I confess to mixed feelings about scientific biographies that try to make too much of those connections. Trying to weave a coherent tapestry out of tangled threads. The urge to come to a unified understanding of a complex, unique human being can be taken to what seem to me to be unhelpful extremes. For instance, using the fact that someone was a great scientist to excuse or minimize their serious personal failings, or conversely using someone’s serious personal failings to minimize the importance of their great scientific contributions (e.g., the recent controversy over how we should think about Richard Feynman). As Janet Stemwedel wrote, people aren’t resultant vectors arrived at by adding together lots of particular vectors (the “personal life” vector, the “scientific contributions” vector, etc.). Like Anthony Lane, I think we need to recover the lost art of being of (at least) two minds about people. In a funny way I’m glad that Trivers isn’t more explicit about the connections between his research and the rest of his life. The disjointedness of Wild Life and the uniqueness of its subject work together to frustrate any attempt to come to a unified evaluation of Trivers the scientist and Trivers the person. Indeed, Trivers himself seems to have mixed feelings about his own life.
The experience of reading Wild Life is a bit like spending an evening with Robert Trivers while he tells many of his best stories. I recommend Wild Life as long as that’s what you’re looking for.

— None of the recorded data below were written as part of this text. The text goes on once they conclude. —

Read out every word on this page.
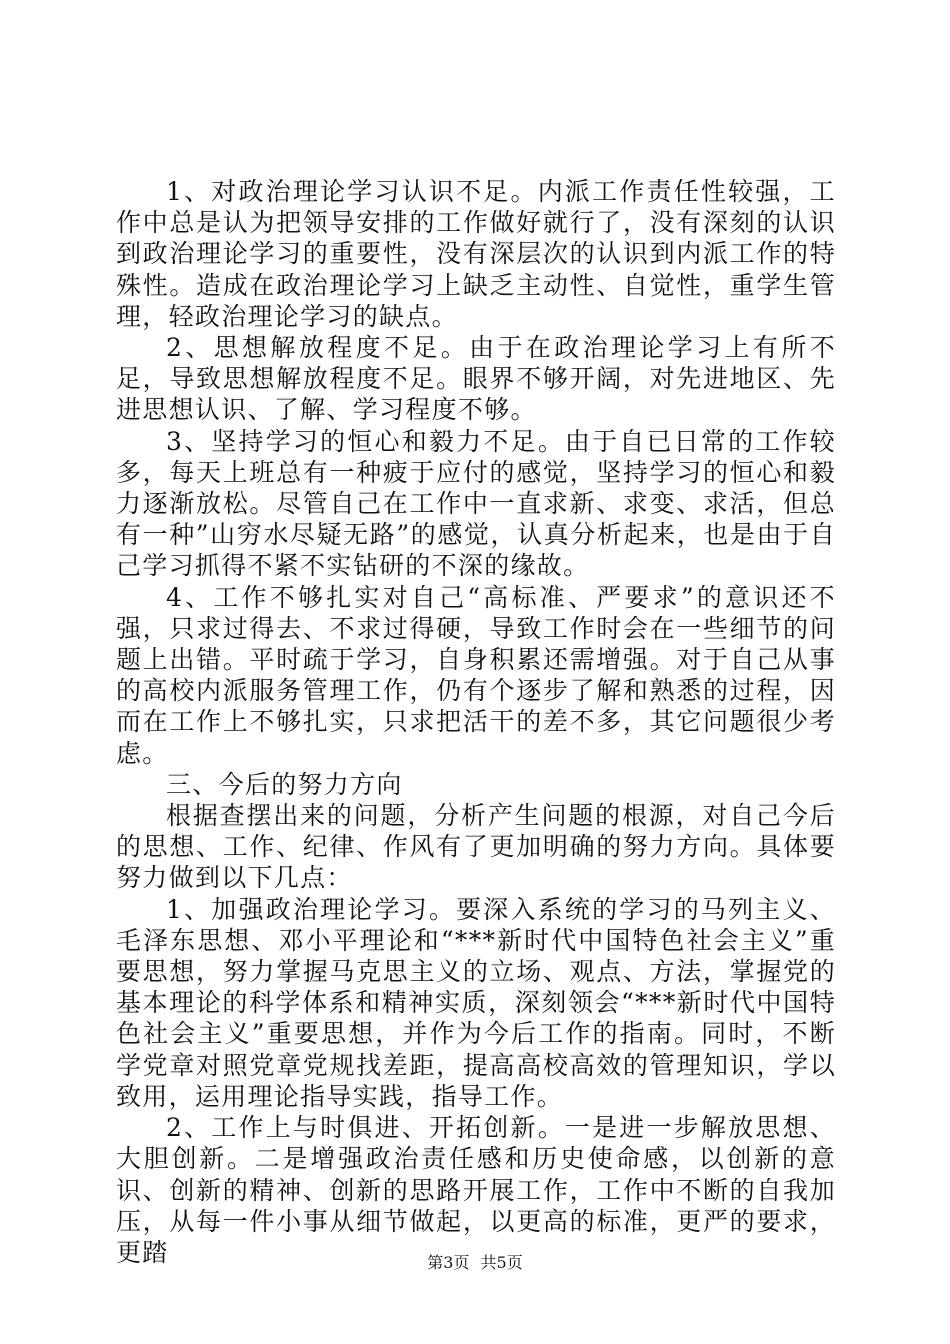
1、对政治理论学习认识不足。内派工作责任性较强，工作中总是认为把领导安排的工作做好就行了，没有深刻的认识到政治理论学习的重要性，没有深层次的认识到内派工作的特殊性。造成在政治理论学习上缺乏主动性、自觉性，重学生管理，轻政治理论学习的缺点。

2、思想解放程度不足。由于在政治理论学习上有所不足，导致思想解放程度不足。眼界不够开阔，对先进地区、先进思想认识、了解、学习程度不够。

3、坚持学习的恒心和毅力不足。由于自已日常的工作较多，每天上班总有一种疲于应付的感觉，坚持学习的恒心和毅力逐渐放松。尽管自己在工作中一直求新、求变、求活，但总有一种”山穷水尽疑无路”的感觉，认真分析起来，也是由于自己学习抓得不紧不实钻研的不深的缘故。

4、工作不够扎实对自己“高标准、严要求”的意识还不强，只求过得去、不求过得硬，导致工作时会在一些细节的问题上出错。平时疏于学习，自身积累还需增强。对于自己从事的高校内派服务管理工作，仍有个逐步了解和熟悉的过程，因而在工作上不够扎实，只求把活干的差不多，其它问题很少考虑。

三、今后的努力方向

根据查摆出来的问题，分析产生问题的根源，对自己今后的思想、工作、纪律、作风有了更加明确的努力方向。具体要努力做到以下几点：

1、加强政治理论学习。要深入系统的学习的马列主义、毛泽东思想、邓小平理论和“***新时代中国特色社会主义”重要思想，努力掌握马克思主义的立场、观点、方法，掌握党的基本理论的科学体系和精神实质，深刻领会“***新时代中国特色社会主义”重要思想，并作为今后工作的指南。同时，不断学党章对照党章党规找差距，提高高校高效的管理知识，学以致用，运用理论指导实践，指导工作。

2、工作上与时俱进、开拓创新。一是进一步解放思想、大胆创新。二是增强政治责任感和历史使命感，以创新的意识、创新的精神、创新的思路开展工作，工作中不断的自我加压，从每一件小事从细节做起，以更高的标准，更严的要求，更踏	第3页 共5页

p.s. Wild Life is self-published, which is why you haven’t seen many other reviews of it. Most US newspapers will not review self-published books. Nor will most major periodicals, including Science and Nature I believe. But here are reviews by Jon Losos in Current Biology, David Barash in the LA Review of Books, economist Tyler Cowen, and the Prior Probability blog. Note that my summary of Trivers’ career is a condensed version of Barash’s summary. See also this very good longread on Trivers from Psychology Today.
*The citation counts for Trivers’ first two publications are just hilariously high. David Tilman hasn’t written any papers or book chapters that have been cited anywhere near that often. The only ecologists I found who have even one paper or book chapter that’s been cited 10,000 times on Google Scholar are Anderson & May. I didn’t find anyone with two. Ok, I didn’t search exhaustively. But still!